High levels of carbon dioxide indoors can be a sign of poor ventilation

in a building. Carbon dioxide is an odorless gas which can cause discomfort at

lower levels and act as a mild narcotic at higher concentrations. According to

the Dec. 9 report, "If carbon dioxide levels exceed 800-1000 parts per

million(ppm), the ventilation system is not effectively working."

At the Wilmington School Committee meeting on Feb. 12, school

Superintendent Dr. Geraldine A. O'Donnell stated that there was a complaint of a

musty odor in one of the class rooms after heavy rains on Nov. 6. There were

also complaints of nausea and headaches from numerous students. The room was

inspected by Roger Lessard, Public Building Superintendent. Mr. Lessard found

the odor was being caused by Science chemicals stored there and mildew on a

window ledge in the room.

School principal Doug Anderson checked with the school nurse for the

attendance rate between Oct. 22 and the first week in November and found nothing

out of the ordinary. However, being concerned about the safety of the students

and staff, Mr. Anderson requested Lessard hire an outside consultant to

evaluate the school's air quality.

The Town of Wilmington then contracted with ATC Associations of Woburn,

Environmental, Geoteccnical, and Materials Professionals. ATC conducted a test

at the school Nov. 21 and sampled 19 locations. 11 of the 19 locations tested

had a carbon dioxide level of over 800 ppm. The average carbon dioxide level

was 900ppm showing the results of inadequate ventilation.

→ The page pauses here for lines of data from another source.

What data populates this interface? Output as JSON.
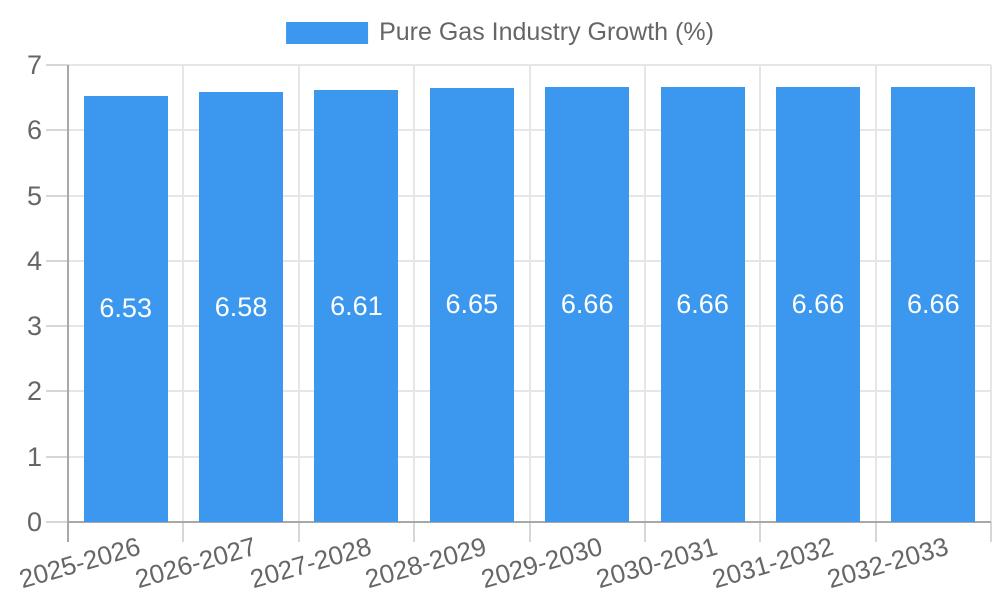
{
  "chart_data": {
    "type": "bar",
    "title": "Pure Gas Industry Growth (%)",
    "categories": [
      "2025-2026",
      "2026-2027",
      "2027-2028",
      "2028-2029",
      "2029-2030",
      "2030-2031",
      "2031-2032",
      "2032-2033"
    ],
    "values": [
      6.53,
      6.58,
      6.61,
      6.65,
      6.66,
      6.66,
      6.66,
      6.66
    ],
    "value_labels": [
      "6.53",
      "6.58",
      "6.61",
      "6.65",
      "6.66",
      "6.66",
      "6.66",
      "6.66"
    ],
    "xlabel": "",
    "ylabel": "",
    "ylim": [
      0,
      7
    ],
    "yticks": [
      0,
      1,
      2,
      3,
      4,
      5,
      6,
      7
    ],
    "grid": true,
    "legend_position": "top-center",
    "colors": {
      "bar": "#3b98ee",
      "value_label": "#ffffff",
      "tick_label": "#666666",
      "gridline": "#e6e6e6",
      "axis_line": "#a8a8a8",
      "tick_mark": "#d6d6d6",
      "background": "#ffffff"
    }
  }
}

ATC explained numerous ways to improve the school's ventilation system.

These included: trimming the shrubs close to vents; opening windows to allow air

into the building; and making sure all vents are unobstructed.

During late November, Anderson noticed a considerably large drop in

student attendance. The student absentee rate shifted from 5% to 20%. Anderson

spoke with the school Nurse Rita McCabe and requested that the Massachusettes

Department of Health(DPH) be contacted. The DPH and the Wilmington Board of

Health inspected the school on Jan. 30 and conducted air quality tests. The

results of the test are expected at the end of February.